False Alerts - 19 December 2011
The perennial complaint about watch-list filtering is that there are "too many false alerts". Before we can deal with this, we must define what we mean by a false alert and what the client means by "too many".

Unfortunately, the alert handlers only see the alerts, of which it is quite normal for 99% or more to be eventually identified as false. They forget completely the 97% or more customer names and transactions that the software passed automatically and which, without the software, they would have had to examine individually. So, for example, if the alert rate is a reasonable 3%, a screening of 10000 customers or transactions would be expected to generate 300 alerts. That means there are 9700 decisions that have been made without human intervention. If, of those 300, maybe 3 are expected to actually be the people on the list, this is still only 297 instead of 10000 that have required manual intervention to pass them. The first stage in managing the user expectation is to point out the number of decisions they don’t have to take at all, which is normally many more than those they have to take that turn our to be false.

The second part of managing false alerts needs, I believe, a new definition. This I call a "Valid Alert". A valid alert is one that we expect the software to generate.

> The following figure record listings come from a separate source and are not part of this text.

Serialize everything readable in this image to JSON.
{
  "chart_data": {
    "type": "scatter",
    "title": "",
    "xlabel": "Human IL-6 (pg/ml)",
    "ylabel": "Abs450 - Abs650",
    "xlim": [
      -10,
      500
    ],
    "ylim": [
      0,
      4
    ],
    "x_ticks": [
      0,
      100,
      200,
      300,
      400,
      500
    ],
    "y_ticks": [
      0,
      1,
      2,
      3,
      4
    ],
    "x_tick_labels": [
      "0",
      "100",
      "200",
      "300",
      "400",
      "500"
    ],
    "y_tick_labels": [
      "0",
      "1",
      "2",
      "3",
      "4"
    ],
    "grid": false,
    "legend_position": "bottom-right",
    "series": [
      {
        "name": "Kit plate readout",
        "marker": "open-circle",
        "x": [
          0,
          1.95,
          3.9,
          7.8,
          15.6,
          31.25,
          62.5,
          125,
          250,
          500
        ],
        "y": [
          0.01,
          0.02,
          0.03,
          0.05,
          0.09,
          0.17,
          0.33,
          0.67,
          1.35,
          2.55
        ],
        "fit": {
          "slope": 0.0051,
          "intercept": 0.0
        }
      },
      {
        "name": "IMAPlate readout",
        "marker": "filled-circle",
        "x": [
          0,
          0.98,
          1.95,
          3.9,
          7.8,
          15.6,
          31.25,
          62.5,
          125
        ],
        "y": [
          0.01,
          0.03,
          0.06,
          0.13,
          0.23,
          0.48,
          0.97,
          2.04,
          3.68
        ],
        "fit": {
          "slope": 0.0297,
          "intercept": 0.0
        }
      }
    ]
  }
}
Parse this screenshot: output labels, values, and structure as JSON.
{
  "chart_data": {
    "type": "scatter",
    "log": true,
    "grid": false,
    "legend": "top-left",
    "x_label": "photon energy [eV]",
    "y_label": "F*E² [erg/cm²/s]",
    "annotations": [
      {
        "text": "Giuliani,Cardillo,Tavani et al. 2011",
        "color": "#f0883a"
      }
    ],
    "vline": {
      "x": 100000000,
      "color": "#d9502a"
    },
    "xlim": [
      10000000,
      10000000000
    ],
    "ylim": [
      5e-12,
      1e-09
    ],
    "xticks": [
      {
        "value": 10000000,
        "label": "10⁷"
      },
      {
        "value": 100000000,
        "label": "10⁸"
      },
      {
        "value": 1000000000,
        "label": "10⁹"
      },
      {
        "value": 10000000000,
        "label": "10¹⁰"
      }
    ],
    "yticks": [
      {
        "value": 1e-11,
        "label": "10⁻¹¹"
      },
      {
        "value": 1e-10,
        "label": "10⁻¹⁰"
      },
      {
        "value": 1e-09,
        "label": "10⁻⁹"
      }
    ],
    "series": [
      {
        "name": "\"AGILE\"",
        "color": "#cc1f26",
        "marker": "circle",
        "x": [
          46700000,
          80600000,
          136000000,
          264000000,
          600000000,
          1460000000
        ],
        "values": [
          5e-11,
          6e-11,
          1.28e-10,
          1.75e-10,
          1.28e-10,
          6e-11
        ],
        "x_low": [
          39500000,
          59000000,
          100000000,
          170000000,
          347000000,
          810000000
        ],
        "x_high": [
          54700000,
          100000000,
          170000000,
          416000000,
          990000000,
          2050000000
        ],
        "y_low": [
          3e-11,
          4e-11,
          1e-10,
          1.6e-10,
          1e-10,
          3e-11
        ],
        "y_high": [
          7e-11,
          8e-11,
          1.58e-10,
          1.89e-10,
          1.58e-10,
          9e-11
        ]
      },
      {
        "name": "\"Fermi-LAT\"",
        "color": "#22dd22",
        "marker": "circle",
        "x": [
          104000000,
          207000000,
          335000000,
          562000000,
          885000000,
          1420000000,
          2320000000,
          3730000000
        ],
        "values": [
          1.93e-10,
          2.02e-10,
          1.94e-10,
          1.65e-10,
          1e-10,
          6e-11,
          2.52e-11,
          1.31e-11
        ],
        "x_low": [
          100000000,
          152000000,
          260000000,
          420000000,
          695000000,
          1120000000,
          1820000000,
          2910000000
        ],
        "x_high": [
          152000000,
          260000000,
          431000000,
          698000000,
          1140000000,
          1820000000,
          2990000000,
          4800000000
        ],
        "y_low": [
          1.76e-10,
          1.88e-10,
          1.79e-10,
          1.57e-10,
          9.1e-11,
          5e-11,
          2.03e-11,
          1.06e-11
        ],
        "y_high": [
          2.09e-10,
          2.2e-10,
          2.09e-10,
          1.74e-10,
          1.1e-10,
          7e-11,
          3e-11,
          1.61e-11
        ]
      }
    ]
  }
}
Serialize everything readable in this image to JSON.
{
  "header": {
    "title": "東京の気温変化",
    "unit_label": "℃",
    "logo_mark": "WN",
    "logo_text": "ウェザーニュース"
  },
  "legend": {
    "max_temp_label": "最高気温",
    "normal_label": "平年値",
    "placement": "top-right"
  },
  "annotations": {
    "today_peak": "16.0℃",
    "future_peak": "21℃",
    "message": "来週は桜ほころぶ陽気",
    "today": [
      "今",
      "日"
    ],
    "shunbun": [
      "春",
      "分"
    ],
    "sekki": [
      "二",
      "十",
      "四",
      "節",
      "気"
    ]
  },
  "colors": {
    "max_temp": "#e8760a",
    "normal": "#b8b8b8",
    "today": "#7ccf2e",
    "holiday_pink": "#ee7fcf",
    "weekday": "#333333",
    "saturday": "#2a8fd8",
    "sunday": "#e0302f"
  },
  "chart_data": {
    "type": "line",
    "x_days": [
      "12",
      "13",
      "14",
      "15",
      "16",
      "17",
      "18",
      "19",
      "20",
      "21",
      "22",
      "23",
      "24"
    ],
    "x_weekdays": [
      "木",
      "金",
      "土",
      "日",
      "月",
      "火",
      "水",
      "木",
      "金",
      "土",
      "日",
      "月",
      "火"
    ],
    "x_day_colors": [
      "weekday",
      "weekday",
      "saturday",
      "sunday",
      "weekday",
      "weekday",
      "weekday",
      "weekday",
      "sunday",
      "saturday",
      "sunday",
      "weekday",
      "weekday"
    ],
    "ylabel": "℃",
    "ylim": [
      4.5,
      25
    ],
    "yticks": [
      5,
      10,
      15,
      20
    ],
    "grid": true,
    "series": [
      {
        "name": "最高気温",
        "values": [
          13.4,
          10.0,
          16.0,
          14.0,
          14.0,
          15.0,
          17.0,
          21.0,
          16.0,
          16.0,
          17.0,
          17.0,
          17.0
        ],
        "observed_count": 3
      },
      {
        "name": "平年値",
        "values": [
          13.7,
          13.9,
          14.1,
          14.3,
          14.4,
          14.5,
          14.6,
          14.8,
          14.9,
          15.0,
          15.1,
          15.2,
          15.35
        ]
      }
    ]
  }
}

Any string matching/search software has limitations, particularly when looking for “close” as well as exact matches. In fact, with name searches, even exact matches can turn out to be false, names are not unique identifiers. If there is a John Smith living in London, UK on the list and there is a John Smith living in London, UK who is a customer then, if the filter only checks Name, City and Country an alert will be raised against this customer, even if he is not the same John Smith. In this case, despite the alert being false, it is still valid that the software raised it. The diagram below illustrates the possibilities for watch-list filtering.
Alert representation
The extreme left represents names that are not on the reference list, the extreme right those who are. Between these extremes, there are three regions: The False and True alerts together consitiute what I call Valid alerts; those we want the software to generate. However, the boundaries of these regions are not well defined. The difference between a True and False alert can only be decided by reference to the Customer Due Diligence carried out on the customer to verify that they are a reputable person. It is both possible that a person with a name very close to that on a list, or even an exact match, is not the same person or that a person with a name which doesn’t appear to be a close match is in fact, the criminal against whom a sanction applies.

The border between an alert being raised or not is defined by the way the filter is configured. In some cases, for example domestic PEPs, it can be required that an alert is not raised even if the customer is the person on the list. The challenge is to agree with the business what is an acceptable Valid alert and so configure the filter to move the boundary between No Alert and False Alert as far to the right as possible without, of course, introducing a risk of missing a true alert.

The important point here is the agreement with the business. This is not a purely technical decision. Every business will have a different risk appetite and a different perception of the cost-benefit of employing alert handlers against risking missing true alert. A small private bank with 1000 high net-worth customers could probably accept a 10% alert rate – 100 alerts is not a huge number to deal with and the money laundering risk in private banking is high. A large retail bank with 10 million low risk customers would have to employ a whole department of alert handlers to deal with 1 million alerts and might never catch up a backlog, so they would be looking for a much smaller alert rate. The definition of what makes a valid alert is not fixed, but dependent on the perception of the business.